Per quanto riguarda la propaganda mediatica anti-Falun Gong nello specifico, i media statali – televisione, radio, giornali e poi internet – a tutti i livelli sono stati messi al servizio del Pcc per produrre notizie false che calunniavano gli insegnamenti del Falun Gong, diffamavano il suo fondatore e disumanizzavano i suoi aderenti. La campagna d’odio ha prodotto molte bufale, come le ‘1.400 morti’ presumibilmente causate dalla pratica del Falun Gong, l’auto-immolazione inscenata a Tienanmen e le affermazioni secondo cui il Falun Gong sarebbe una minaccia per il Partito orchestrata da ‘forze anticinesi’ all’estero.

Il Pcc ha anche esteso la sua propaganda all’estero per demonizzare il Falun Gong e politicizzare la questione. Molti media internazionali hanno infatti ripetuto le diffamazioni e le narrazioni create dal Pcc attraverso i suoi media, per etichettare il Falun Gong, spingendo di fatto la persecuzione sul palcoscenico globale e inducendo il pubblico a fraintendere o a provare ostilità verso questa pratica.

Il regime cinese sotto la guida di Jiang ha fatto largo uso di violenza estrema, propaganda costante e tattiche di lavaggio del cervello nel tentativo di costringere i praticanti del Falun Gong a scegliere tra la loro fede e la loro vita. Nel corso della persecuzione, milioni di persone sono state imprigionate o detenute in campi di lavoro, centri di detenzione, manicomi, strutture per la riabilitazione dalle droghe o ‘prigioni nere’ (non ufficiali), per essersi rifiutate di rinunciare al loro credo.

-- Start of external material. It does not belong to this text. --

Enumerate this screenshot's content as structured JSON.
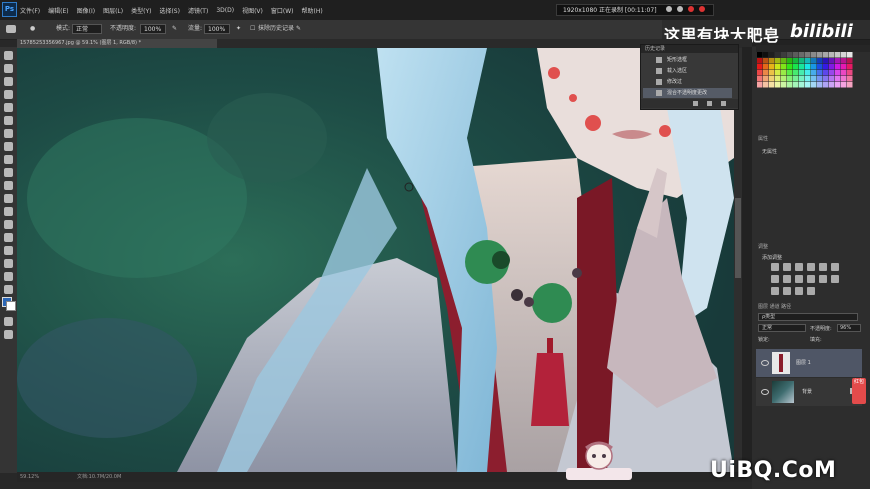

I gruppi per i diritti umani hanno documentato oltre 100 metodi di tortura utilizzati dalle autorità cinesi per perseguitare il Falun Gong, oltre all’uso di sostanze tossiche e nocive. Molti praticanti sono morti, mutilati o impazziti a causa di questi abusi.

Marcia a Washington Dc in ricordo delle vittime della persecuzione per mano del Pcc ( JIM WATSON/AFP/Getty Images)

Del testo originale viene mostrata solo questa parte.